Q5: How can we determine the optimal precision level for local training without extensive hyperparameter tuning, which is expensive in FL?
A5: Our empirical results show that 8-bit precision level works well on all the tasks. In practice, one can tune the precision level during training, e.g., choose 2 sets of clients with different precision levels in some rounds and choose proper precision level based on the performance of the two aggregated models.
Q6: Have you explored mixed precision strategy? E.g. using different quantization schema for gradients, activations etc.
A6: Thanks for your suggestion. We performed local mixed precision training on CIFAR10 with . We use the triple (x, x, x) to represent the number of bits are used in quantizing weights, activations, and gradients, respectively. The results are as follows:
| Mixed precision | Acc |
|---|---|
| (32,32,32) | 52.7±0.6 |
| (8,8,8) | 53.3±0.5 |
| (6,8,8) | 53.1±0.5 |
| (8,6,8) | 50.9±1.0 |
| (8,8,6) | 53.2±0.5 |
| (8,6,4) | 50.4±1.0 |
| (6,6,4) | 50.1±0.7 |
The experimental results indicate that our method also supports mixed-precision. Results with more mixed precision training methods will be included in the revision if accepted.
[r1] Reuther, et al. AI and ML Accelerator Survey and Trends. IEEE HPEC 2022.
[r2] Chen D, et al. Efficient personalized federated learning via sparse model-adaptation. ICML 2023.
Dear Reviewer Zy16,
We sincerely appreciate for your support and have carefully responded to your constructive comments thoroughly.
Since the deadline for the author-reviewer discussion phase is approaching, would you mind kindly letting us know if any further discussion or clarification is needed?
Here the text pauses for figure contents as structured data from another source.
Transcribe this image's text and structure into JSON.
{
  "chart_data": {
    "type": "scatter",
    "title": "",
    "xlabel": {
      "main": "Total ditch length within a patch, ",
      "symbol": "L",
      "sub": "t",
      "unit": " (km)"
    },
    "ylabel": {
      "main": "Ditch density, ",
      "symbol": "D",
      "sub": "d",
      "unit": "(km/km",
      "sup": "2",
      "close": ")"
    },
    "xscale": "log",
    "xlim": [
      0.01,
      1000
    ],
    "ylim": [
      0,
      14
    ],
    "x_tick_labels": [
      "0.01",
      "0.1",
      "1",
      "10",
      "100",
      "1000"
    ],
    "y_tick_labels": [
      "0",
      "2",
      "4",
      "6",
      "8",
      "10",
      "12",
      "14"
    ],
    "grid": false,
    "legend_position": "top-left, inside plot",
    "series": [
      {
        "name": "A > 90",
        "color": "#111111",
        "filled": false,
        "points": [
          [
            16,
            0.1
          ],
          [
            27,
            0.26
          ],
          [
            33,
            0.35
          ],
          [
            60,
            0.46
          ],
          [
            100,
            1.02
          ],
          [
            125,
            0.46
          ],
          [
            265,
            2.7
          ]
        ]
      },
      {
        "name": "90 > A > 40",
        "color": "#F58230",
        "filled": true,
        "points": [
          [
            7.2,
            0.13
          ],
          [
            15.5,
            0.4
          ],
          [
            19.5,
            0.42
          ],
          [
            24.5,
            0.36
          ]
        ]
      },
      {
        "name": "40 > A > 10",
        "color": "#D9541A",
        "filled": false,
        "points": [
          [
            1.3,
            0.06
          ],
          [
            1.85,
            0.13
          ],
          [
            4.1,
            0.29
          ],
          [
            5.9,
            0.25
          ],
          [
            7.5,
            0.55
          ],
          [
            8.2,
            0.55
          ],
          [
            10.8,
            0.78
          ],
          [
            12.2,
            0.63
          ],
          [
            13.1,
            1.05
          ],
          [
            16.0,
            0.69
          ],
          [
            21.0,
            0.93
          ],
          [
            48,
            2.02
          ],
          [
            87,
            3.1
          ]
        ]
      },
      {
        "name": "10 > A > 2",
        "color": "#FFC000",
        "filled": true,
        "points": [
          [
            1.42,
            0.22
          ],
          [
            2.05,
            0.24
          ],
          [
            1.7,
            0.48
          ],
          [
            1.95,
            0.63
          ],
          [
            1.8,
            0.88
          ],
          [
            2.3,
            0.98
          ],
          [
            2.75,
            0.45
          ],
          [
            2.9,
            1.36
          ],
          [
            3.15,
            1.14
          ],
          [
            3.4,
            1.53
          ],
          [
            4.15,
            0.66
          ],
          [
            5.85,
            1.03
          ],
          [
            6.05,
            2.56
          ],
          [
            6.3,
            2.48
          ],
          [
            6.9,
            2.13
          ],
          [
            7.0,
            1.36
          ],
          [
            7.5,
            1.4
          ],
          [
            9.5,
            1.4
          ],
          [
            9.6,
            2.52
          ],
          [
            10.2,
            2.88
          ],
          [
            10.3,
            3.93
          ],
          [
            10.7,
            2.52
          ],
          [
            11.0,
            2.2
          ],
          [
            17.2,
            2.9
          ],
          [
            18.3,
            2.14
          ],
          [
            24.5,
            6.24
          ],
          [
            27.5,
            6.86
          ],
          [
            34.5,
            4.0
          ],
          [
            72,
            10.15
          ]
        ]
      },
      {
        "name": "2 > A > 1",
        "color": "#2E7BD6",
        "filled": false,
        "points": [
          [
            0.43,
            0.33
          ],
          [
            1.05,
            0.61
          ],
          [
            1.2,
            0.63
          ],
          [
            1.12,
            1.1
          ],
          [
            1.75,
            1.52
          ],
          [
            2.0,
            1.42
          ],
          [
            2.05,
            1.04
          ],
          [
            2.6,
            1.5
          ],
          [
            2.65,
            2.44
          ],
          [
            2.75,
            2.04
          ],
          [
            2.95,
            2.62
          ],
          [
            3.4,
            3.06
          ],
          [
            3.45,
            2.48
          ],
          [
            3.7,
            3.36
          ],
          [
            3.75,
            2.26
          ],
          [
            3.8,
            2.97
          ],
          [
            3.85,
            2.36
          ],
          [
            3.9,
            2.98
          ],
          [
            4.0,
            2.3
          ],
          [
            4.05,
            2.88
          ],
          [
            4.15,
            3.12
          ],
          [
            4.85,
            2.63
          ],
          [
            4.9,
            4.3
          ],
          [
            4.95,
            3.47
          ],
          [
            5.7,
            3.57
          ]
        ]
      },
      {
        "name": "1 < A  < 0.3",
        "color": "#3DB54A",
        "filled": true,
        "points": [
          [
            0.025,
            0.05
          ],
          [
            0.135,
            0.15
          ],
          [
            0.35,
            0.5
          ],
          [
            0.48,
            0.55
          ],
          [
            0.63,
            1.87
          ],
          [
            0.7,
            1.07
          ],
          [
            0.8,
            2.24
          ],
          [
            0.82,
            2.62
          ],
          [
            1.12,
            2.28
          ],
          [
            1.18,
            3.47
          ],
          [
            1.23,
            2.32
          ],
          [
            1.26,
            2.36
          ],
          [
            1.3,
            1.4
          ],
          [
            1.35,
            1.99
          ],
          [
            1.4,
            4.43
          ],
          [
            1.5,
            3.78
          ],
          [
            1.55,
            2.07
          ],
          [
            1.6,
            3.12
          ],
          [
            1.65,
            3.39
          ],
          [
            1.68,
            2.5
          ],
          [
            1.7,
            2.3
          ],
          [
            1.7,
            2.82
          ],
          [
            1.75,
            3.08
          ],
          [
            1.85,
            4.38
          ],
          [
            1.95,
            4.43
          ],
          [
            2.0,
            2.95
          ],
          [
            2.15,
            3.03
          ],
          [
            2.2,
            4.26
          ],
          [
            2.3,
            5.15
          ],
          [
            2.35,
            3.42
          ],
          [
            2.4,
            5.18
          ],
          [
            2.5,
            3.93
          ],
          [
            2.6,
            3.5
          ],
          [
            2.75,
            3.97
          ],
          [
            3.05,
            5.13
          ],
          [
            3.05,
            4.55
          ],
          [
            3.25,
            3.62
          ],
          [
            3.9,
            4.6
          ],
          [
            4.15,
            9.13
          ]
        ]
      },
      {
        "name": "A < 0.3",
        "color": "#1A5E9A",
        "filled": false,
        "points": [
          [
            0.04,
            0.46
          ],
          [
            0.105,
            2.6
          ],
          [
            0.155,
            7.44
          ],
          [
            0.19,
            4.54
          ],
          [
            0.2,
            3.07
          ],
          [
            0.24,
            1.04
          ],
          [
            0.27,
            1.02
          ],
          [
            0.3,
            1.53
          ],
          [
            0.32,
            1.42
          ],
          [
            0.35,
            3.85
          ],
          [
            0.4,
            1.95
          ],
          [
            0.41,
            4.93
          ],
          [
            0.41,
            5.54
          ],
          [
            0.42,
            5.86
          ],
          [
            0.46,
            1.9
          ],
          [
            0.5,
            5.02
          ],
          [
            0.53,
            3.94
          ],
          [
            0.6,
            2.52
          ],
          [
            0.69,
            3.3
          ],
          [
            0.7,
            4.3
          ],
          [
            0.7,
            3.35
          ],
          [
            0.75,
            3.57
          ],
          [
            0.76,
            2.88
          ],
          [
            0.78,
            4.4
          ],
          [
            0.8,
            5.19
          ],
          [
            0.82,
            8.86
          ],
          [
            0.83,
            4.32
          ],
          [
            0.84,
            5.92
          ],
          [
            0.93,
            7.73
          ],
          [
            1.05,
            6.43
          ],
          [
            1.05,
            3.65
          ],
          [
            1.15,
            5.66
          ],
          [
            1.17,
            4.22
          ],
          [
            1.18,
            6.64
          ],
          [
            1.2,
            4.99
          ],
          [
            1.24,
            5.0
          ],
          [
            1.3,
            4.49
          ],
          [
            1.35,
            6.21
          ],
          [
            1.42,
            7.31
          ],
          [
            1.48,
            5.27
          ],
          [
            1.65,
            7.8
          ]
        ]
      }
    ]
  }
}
Thank you again for your valuable time.
Sincerely,
Authors of Submission 11555
The reviewers were generally convinced about the communication and computation reduction in the context of FL achieved by the proposed method. They also appreciated both the extent of experiments and the convergence guarantees provided in the paper. On the negative side, there is an overlap with in techniques [40] though, as the authors point out, the application to FL is novel.
Overall, the authors should: -Include in the paper the additional experiments that they conducted during the rebuttal stage; these can be added in the supplement if there is an issue of space, but hopefully some can surface to the main body of the paper as well. -Proofread for typos, but also improve presentation w.r.t. aspects indicated by the reviewers.